You can extract all call expressions with:

import ast

class CallCollector(ast.NodeVisitor):
    def __init__(self):
        self.calls = []
        self.current = None

    def visit_Call(self, node):
        # new call, trace the function expression
        self.current = ''
        self.visit(node.func)
        self.calls.append(self.current)
        self.current = None

    def generic_visit(self, node):
        if self.current is not None:
            print "warning: {} node in function expression not supported".format(
                node.__class__.__name__)
        super(CallCollector, self).generic_visit(node)

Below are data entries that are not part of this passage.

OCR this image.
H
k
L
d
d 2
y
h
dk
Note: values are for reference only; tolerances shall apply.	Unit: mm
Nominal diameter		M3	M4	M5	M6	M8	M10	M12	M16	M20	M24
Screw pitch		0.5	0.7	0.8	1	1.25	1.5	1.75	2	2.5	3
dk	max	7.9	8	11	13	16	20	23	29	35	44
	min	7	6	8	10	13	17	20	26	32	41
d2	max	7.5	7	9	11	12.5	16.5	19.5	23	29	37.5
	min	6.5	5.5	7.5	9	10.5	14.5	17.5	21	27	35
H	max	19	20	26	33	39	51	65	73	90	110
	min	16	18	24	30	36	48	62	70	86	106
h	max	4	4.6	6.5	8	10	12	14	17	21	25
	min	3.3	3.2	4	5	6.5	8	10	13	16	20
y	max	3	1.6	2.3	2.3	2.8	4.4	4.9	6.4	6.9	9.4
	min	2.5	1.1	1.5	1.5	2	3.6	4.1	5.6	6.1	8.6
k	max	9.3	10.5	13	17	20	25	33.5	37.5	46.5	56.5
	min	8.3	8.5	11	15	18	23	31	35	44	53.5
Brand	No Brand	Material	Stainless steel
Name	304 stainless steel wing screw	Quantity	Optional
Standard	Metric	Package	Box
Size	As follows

    # record the func expression 
    def visit_Name(self, node):
        if self.current is None:
            return
        self.current += node.id

    def visit_Attribute(self, node):
        if self.current is None:
            self.generic_visit(node)
        self.visit(node.value)  
        self.current += '.' + node.attr

Use this with a ast parse tree:

tree = ast.parse(yoursource)
cc = CallCollector()
cc.visit(tree)
print cc.calls

Demo:

>>> tree = ast.parse('''\
... def foo():
...     print np.random.rand(4) + np.random.randn(4)
...     print linalg.norm(np.random.rand(4))
... ''')
>>> cc = CallCollector()
>>> cc.visit(tree)
>>> cc.calls
['np.random.rand', 'np.random.randn', 'linalg.norm']

The above walker only handles names and attributes; if you need more complex expression support, you'll have to extend this.

Note that collecting names like this is not a trivial task. Any indirection would not be handled. You could build a dictionary in your code of functions to call and dynamically swap out function objects, and static analysis like the above won't be able to track it.


In general, this problem is undecidable, consider for example getattribute(random, "random")().

If you want static analysis, the best there is now is jedi

If you accept dynamic solutions, then cover coverage is your best friend. It will show all used functions, rather than only directly referenced though.

Finally you can always roll your own dynamic instrumentation along the lines of:

import random
import logging

class Proxy(object):
    def __getattr__(self, name):
        logging.debug("tried to use random.%s", name)
        return getattribute(_random, name)

_random = random
random = Proxy()